日本社会の変革プロセスにクリアな見通しを提示する
3.11後、日本はエネルギーと社会のあり方をめぐって大きな転換点を迎えている。その渦中にあって、著者飯田哲也は「知の焼け跡」のような現状から、人々が確固たる意思と責任をもって新たな知を創造し、持続可能なエネルギー社会を築いていくことを提唱する。本書は、そうした日本社会の変革プロセスにクリアな見通しを提示するものである。
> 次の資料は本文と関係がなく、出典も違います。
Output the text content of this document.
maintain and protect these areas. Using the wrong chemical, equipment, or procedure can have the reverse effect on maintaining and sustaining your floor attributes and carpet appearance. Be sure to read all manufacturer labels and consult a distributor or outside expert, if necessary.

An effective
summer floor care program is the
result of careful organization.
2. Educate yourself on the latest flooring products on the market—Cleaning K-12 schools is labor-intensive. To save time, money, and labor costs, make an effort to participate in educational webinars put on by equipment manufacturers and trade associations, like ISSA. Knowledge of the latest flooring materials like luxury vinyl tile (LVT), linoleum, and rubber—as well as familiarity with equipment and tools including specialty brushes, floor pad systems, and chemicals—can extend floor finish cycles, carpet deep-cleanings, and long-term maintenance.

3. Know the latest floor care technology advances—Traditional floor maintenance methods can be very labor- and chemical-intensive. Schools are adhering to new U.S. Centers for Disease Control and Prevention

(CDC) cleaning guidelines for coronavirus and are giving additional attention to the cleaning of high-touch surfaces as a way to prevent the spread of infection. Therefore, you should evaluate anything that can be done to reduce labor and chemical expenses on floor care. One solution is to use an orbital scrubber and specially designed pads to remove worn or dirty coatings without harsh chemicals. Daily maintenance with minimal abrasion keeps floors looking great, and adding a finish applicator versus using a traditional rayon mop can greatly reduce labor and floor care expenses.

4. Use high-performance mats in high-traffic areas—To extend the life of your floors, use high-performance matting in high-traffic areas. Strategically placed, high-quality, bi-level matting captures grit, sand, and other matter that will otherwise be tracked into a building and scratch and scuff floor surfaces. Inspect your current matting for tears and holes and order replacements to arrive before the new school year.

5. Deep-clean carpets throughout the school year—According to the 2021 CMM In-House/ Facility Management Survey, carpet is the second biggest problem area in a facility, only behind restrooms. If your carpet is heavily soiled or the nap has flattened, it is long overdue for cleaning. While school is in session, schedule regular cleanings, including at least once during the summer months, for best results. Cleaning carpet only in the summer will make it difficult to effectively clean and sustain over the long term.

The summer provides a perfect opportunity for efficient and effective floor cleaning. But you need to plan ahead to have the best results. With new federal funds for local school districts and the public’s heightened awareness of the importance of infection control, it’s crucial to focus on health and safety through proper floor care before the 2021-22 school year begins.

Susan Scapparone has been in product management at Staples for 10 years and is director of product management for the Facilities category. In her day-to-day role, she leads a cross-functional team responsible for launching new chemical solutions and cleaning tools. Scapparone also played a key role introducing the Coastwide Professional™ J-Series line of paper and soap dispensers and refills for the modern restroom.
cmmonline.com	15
これまで地域独占の電力会社や官僚機構にエネルギーのあり方を任せてきた日本社会が抱える課題は山積みである。量産される補助金事業の失敗と問題点、地方自治体における政策知の欠如という問題、そもそも地域で知識・経験・社会関係資本を蓄積する「場」が存在しないなど、見渡せば課題ばかりである。
こうした状況にあって、著者は20世紀型の「供給プッシュ」から21世紀型の「需要プル」へと発想を転換し、地域からエネルギーの変革を創り出していくことこそが課題を解決する方法であると述べ、サクラメントやサンフランシスコ(アメリカ)・ベクショー(スウェーデン)・アーヘン(ドイツ)・バルセロナ(スペイン)・東京都(日本)など、豊富な事例を通じてその手がかりを提示する。
山積みの課題に挑む著者の日常は、国の委員会、各地域での政策アドバイス、講演・執筆に加え、世界の専門家・機関とのネットワーキング活動など、まさに分刻みのスケジュールである。3.11後は、その多忙度合いが倍増し、環境エネルギー政策研究所の活動・注目度にも大きな変化が生じた。そうした大きな変化の中で、著者は「エネルギーデモクラシー」を普遍知に据え、現実のさまざまな矛盾と課題に向き合い、実践知を創り出しながら統合知を目指す、その姿勢は3.11の前から変わらない一貫性をもっている。
(環境エネルギー政策研究所研究員/古屋将太)
担当編集者より
今、エネルギー分野で最も多忙な活動家である飯田哲也さんの待望の単著である。単行本を企画するにあたって、飯田さんが過去から現在までに書かれた膨大な論文やインタビューに目を通し、講演にも通った。
飯田さんの主張は、活動を始められた頃からまったく変わらない。変わらず主張し続けなければならないほど、この国のエネルギー政策は停滞してきたということだ。
日本のエネルギーを巡る閉塞状況を打開するのは簡単ではない、だけど、それを実現する方法は必ずあると、飯田さんの明晰な言葉の数々が教えてくれる。